Ingredients
¼ cup rice bran oil
3 garlic cloves, crushed
2 birdseye chillies, finely chopped,
plus 1 extra, sliced, to serve
1 teaspoon shrimp paste
1 cinnamon stick
1 whole star anise
1 whole clove
1 teaspoon ground coriander
1 teaspoon ground fennel
1 teaspoon turmeric
4 chicken thigh fillets, quartered
2 large potatoes, peeled, chopped
400ml can coconut cream
150ml chicken stock
100g button mushrooms, sliced
steamed rice, to serve
Preparation method
- Heat oil in a saucepan on medium. Saute garlic, chilli, shrimp paste and spices 1-2 minutes, stirring, until fragrant.

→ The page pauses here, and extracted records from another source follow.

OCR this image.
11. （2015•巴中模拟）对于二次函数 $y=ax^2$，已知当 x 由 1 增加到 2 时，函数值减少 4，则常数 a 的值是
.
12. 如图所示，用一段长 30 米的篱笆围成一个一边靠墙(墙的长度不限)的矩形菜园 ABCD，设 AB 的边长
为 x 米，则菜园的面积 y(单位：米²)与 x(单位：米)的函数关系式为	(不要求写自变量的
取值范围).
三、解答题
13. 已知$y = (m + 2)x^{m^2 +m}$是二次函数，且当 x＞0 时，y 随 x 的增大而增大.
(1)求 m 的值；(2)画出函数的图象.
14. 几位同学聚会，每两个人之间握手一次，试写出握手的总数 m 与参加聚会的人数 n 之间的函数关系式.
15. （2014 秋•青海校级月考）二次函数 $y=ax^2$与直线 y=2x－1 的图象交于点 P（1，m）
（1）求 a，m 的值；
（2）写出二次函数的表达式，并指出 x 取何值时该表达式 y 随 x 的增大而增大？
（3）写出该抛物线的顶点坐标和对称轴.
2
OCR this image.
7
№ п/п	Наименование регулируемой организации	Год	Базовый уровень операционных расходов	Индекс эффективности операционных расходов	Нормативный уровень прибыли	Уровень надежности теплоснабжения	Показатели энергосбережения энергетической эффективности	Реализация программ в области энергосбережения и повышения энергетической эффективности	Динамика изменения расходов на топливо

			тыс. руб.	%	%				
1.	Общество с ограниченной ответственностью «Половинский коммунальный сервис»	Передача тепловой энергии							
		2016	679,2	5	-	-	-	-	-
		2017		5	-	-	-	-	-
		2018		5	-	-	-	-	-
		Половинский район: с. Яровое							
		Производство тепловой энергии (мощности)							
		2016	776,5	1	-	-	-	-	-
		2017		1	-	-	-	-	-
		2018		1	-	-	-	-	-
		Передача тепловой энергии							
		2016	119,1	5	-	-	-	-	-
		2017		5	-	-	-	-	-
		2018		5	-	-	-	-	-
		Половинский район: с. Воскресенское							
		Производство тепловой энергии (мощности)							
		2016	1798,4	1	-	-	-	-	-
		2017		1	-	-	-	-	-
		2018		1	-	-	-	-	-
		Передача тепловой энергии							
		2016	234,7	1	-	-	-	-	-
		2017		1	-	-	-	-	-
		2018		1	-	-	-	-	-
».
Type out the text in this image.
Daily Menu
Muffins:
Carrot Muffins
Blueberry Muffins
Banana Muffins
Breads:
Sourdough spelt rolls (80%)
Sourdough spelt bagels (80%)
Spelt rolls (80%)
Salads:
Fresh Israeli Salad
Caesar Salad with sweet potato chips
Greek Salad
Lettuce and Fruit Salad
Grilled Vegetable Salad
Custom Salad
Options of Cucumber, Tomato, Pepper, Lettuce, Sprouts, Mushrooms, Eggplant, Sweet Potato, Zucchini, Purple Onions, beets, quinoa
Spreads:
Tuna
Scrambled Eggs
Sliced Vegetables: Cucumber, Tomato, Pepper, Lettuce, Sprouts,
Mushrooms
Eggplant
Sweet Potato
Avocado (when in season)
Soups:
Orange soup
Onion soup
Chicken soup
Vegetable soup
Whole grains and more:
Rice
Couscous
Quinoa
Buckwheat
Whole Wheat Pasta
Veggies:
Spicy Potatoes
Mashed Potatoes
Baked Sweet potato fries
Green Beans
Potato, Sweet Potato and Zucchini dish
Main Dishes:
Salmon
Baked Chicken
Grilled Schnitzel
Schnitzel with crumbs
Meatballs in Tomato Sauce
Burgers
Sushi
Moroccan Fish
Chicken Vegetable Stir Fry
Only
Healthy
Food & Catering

- Add chicken to pan. Cook, stirring, 4-5 minutes, until sealed and well covered in spices.
- Stir in potato, coconut cream and stock. Bring to the boil. Reduce heat to low and simmer, covered, 12-15 minutes.
- Mix in mushroom and cook, covered, a further 5-10 minutes, until vegetables are tender. Served with steamed rice and extra sliced chilli, if liked.
You can use chicken drumsticks or wings if preferred, but the cooking time will increase.